County sued over suicide at lockup

Wednesday, June 29, 2011

The father of a 15-year-old boy who hanged himself with a bedsheet in the Hamilton County Juvenile Detention Center last year has filed a lawsuit seeking $3.75 million from the county.

In the lawsuit, David Wallace claims center employees failed to follow policy that could have prevented his son's death.

On June 29, 2010, Austin David Wallace ran away from the Scholze Center, an adolescent treatment facility run by the Council for Alcohol and Drug Abuse Services in North Chattanooga. A city police officer arrested him about midnight that same day for burglarizing a car downtown, according to the Hamilton County Circuit Court complaint.

Austin Wallace was taken to the detention center at 1:29 a.m. on June 30.

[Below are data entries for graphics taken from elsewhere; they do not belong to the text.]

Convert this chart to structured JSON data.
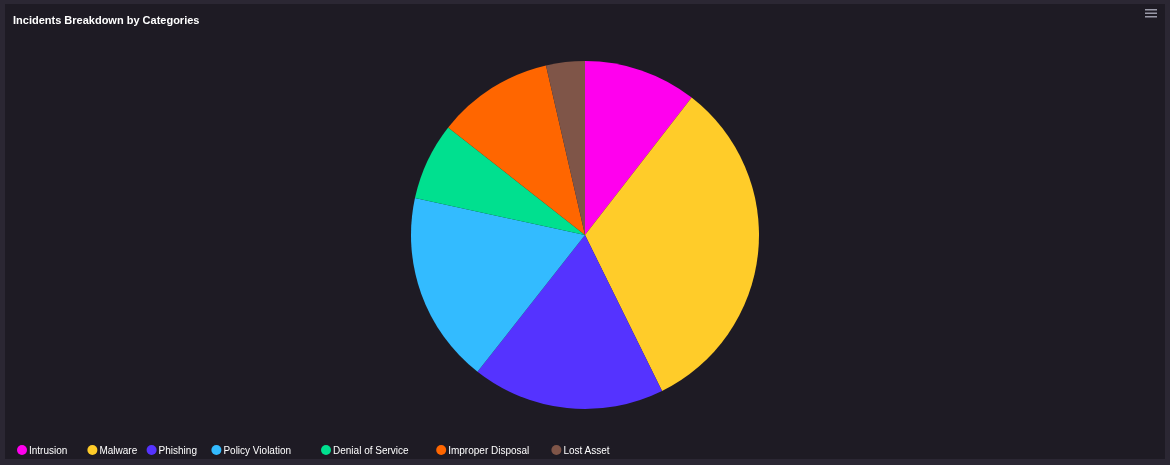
{
  "chart_data": {
    "type": "pie",
    "title": "Incidents Breakdown by Categories",
    "categories": [
      "Intrusion",
      "Malware",
      "Phishing",
      "Policy Violation",
      "Denial of Service",
      "Improper Disposal",
      "Lost Asset"
    ],
    "values": [
      10.5,
      32.2,
      17.9,
      17.8,
      7.2,
      10.8,
      3.6
    ],
    "colors": [
      "#ff00ee",
      "#ffcc29",
      "#5533ff",
      "#33bbff",
      "#00e08f",
      "#ff6600",
      "#7f5548"
    ],
    "legend": "bottom"
  }
}
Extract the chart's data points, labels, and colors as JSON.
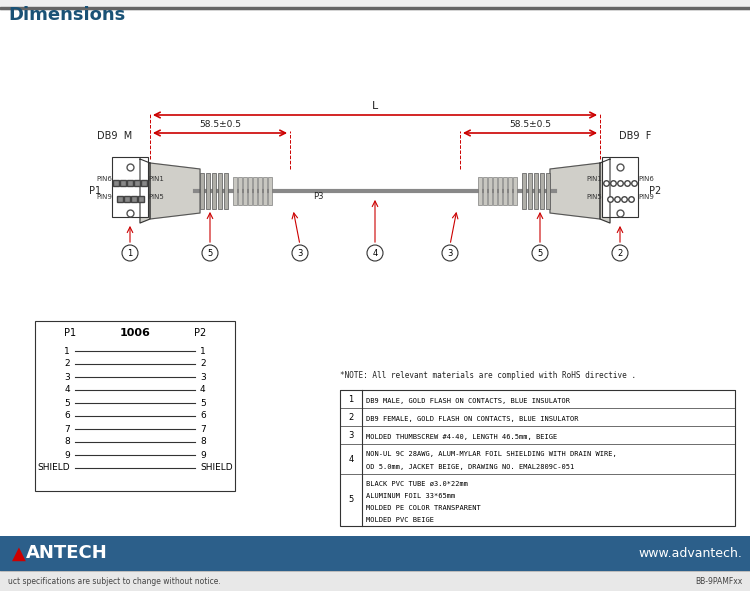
{
  "title": "imensions",
  "title_prefix": "D",
  "bg_color": "#f0f0f0",
  "white": "#ffffff",
  "dark_blue": "#1a5276",
  "gray": "#888888",
  "dark_gray": "#444444",
  "black": "#000000",
  "red": "#cc0000",
  "header_line_color": "#666666",
  "connector_fill": "#d0cfc9",
  "connector_edge": "#555555",
  "dimension_line_color": "#cc0000",
  "note_text": "*NOTE: All relevant materials are complied with RoHS directive .",
  "wiring_title": "1006",
  "wiring_pins": [
    "1",
    "2",
    "3",
    "4",
    "5",
    "6",
    "7",
    "8",
    "9",
    "SHIELD"
  ],
  "dim_label_58": "58.5±0.5",
  "dim_label_L": "L",
  "label_db9m": "DB9  M",
  "label_db9f": "DB9  F",
  "label_p1": "P1",
  "label_p2": "P2",
  "label_p3": "P3",
  "label_pin1": "PIN1",
  "label_pin5": "PIN5",
  "label_pin6": "PIN6",
  "label_pin9": "PIN9",
  "footer_left": "uct specifications are subject to change without notice.",
  "footer_right": "BB-9PAMFxx",
  "footer_url": "www.advantech.",
  "footer_brand_a_color": "#cc0000",
  "footer_bar_bg": "#2c5f8a",
  "bom_row_heights": [
    52,
    30,
    18,
    18,
    18
  ],
  "bom_items": [
    "5",
    "4",
    "3",
    "2",
    "1"
  ],
  "bom_descs": [
    "BLACK PVC TUBE ø3.0*22mm\nALUMINUM FOIL 33*65mm\nMOLDED PE COLOR TRANSPARENT\nMOLDED PVC BEIGE",
    "NON-UL 9C 28AWG, ALUM-MYLAR FOIL SHIELDING WITH DRAIN WIRE,\nOD 5.0mm, JACKET BEIGE, DRAWING NO. EMAL2809C-051",
    "MOLDED THUMBSCREW #4-40, LENGTH 46.5mm, BEIGE",
    "DB9 FEMALE, GOLD FLASH ON CONTACTS, BLUE INSULATOR",
    "DB9 MALE, GOLD FLASH ON CONTACTS, BLUE INSULATOR"
  ]
}
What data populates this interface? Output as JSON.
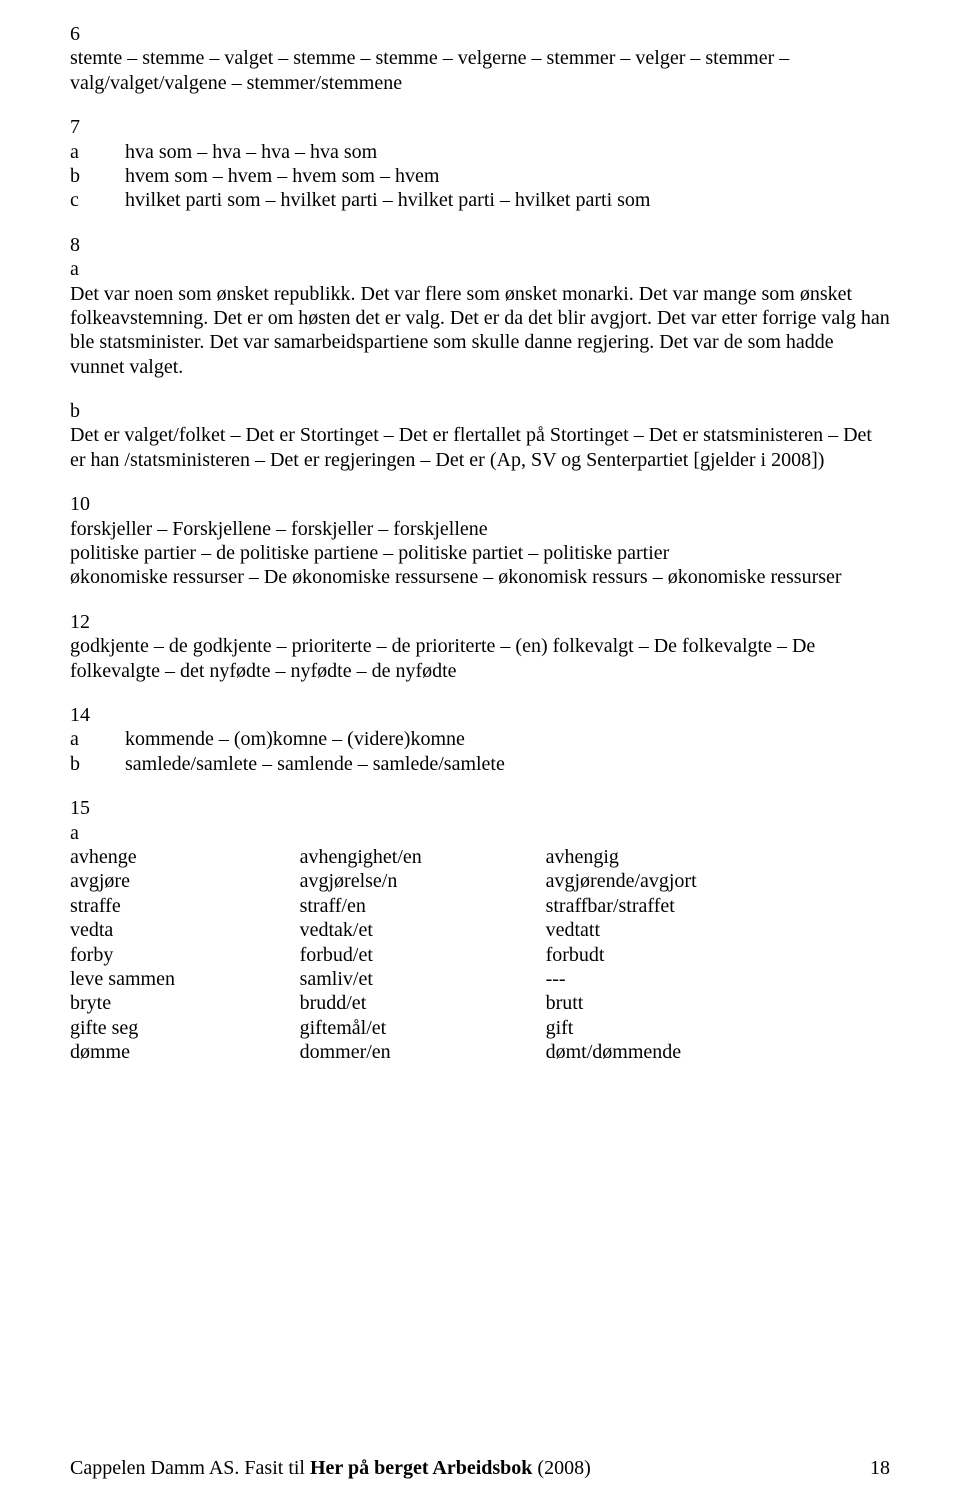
{
  "s6": {
    "num": "6",
    "text": "stemte – stemme – valget – stemme – stemme – velgerne – stemmer – velger – stemmer – valg/valget/valgene – stemmer/stemmene"
  },
  "s7": {
    "num": "7",
    "a_letter": "a",
    "a_text": "hva som – hva – hva – hva som",
    "b_letter": "b",
    "b_text": "hvem som – hvem – hvem som – hvem",
    "c_letter": "c",
    "c_text": "hvilket parti som – hvilket parti – hvilket parti – hvilket parti som"
  },
  "s8": {
    "num": "8",
    "a_letter": "a",
    "a_text": "Det var noen som ønsket republikk. Det var flere som ønsket monarki. Det var mange som ønsket folkeavstemning. Det er om høsten det er valg. Det er da det blir avgjort. Det var etter forrige valg han ble statsminister. Det var samarbeidspartiene som skulle danne regjering. Det var de som hadde vunnet valget.",
    "b_letter": "b",
    "b_text": "Det er valget/folket – Det er Stortinget – Det er flertallet på Stortinget – Det er statsministeren – Det er han /statsministeren – Det er regjeringen – Det er (Ap, SV og Senterpartiet [gjelder i 2008])"
  },
  "s10": {
    "num": "10",
    "l1": "forskjeller – Forskjellene – forskjeller – forskjellene",
    "l2": "politiske partier – de politiske partiene – politiske partiet – politiske partier",
    "l3": "økonomiske ressurser – De økonomiske ressursene – økonomisk ressurs – økonomiske ressurser"
  },
  "s12": {
    "num": "12",
    "text": "godkjente – de godkjente – prioriterte – de prioriterte – (en) folkevalgt – De folkevalgte – De folkevalgte – det nyfødte – nyfødte – de nyfødte"
  },
  "s14": {
    "num": "14",
    "a_letter": "a",
    "a_text": "kommende – (om)komne – (videre)komne",
    "b_letter": "b",
    "b_text": "samlede/samlete – samlende – samlede/samlete"
  },
  "s15": {
    "num": "15",
    "a_letter": "a",
    "rows": [
      {
        "c1": "avhenge",
        "c2": "avhengighet/en",
        "c3": "avhengig"
      },
      {
        "c1": "avgjøre",
        "c2": "avgjørelse/n",
        "c3": "avgjørende/avgjort"
      },
      {
        "c1": "straffe",
        "c2": "straff/en",
        "c3": "straffbar/straffet"
      },
      {
        "c1": "vedta",
        "c2": "vedtak/et",
        "c3": "vedtatt"
      },
      {
        "c1": "forby",
        "c2": "forbud/et",
        "c3": "forbudt"
      },
      {
        "c1": "leve sammen",
        "c2": "samliv/et",
        "c3": "---"
      },
      {
        "c1": "bryte",
        "c2": "brudd/et",
        "c3": "brutt"
      },
      {
        "c1": "gifte seg",
        "c2": "giftemål/et",
        "c3": "gift"
      },
      {
        "c1": "dømme",
        "c2": "dommer/en",
        "c3": "dømt/dømmende"
      }
    ]
  },
  "footer": {
    "left_pre": "Cappelen Damm AS. Fasit til ",
    "left_bold": "Her på berget Arbeidsbok",
    "left_post": " (2008)",
    "pagenum": "18"
  }
}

Center employees called the Scholze Center to tell them the boy had been admitted. The next day, employees moved him to the "overflow wing" where he stayed with another teen. Wallace stayed alone that day while the other teen went to school, the suit states.

Employees checked on Wallace at 3:40 p.m. and noted "nothing out of the ordinary." Staff did not check on him again until 5 p.m. when they found he had hanged himself with the sheet. He was dead.

Hamilton County Juvenile Court spokesman Sam Mairs said Austin Wallace's death was the first suicide in the detention center's history but could not comment further on a pending lawsuit.

David Wallace, of New Jersey, and Heather Stein, of Knoxville, are listed in the lawsuit as Austin Wallace's parents. David Wallace declined to comment.

Stein said her son had ongoing mental health and drug abuse problems and had been placed in six different treatment centers, first in Knoxville, then in Chattanooga.

Her son had documented suicide attempts going back years, she said. Every time he was taken to a new treatment center, the facility couldn't get records from the previous facility.

"It was like starting from scratch again," she said.

Stein said her former husband filed the suit and that she isn't interested in the money.

"I don't feel any amount of money is going to bring my child back," she said. "Something needs to be addressed, if that's the only way we're going to get attention I guess that's what has to happen."

She said she finds more fault with Council for Alcohol and Drug Abuse Services officials who, one year later, will not communicate with her or release her son's records.

Local attorney John C. Cavett filed the suit. In the complaint, he cites detention center policies that require staff to check on residents every 15 minutes for the first six hours and every 30 minutes afterward, policies he said were not adhered to in Wallace's case.

He also claims that center employees were negligent by not having constant supervision on Wallace when they learned he was undergoing drug and alcohol treatment at the Scholze Center.

County attorneys have 30 days to respond to the complaint, which was filed June 22.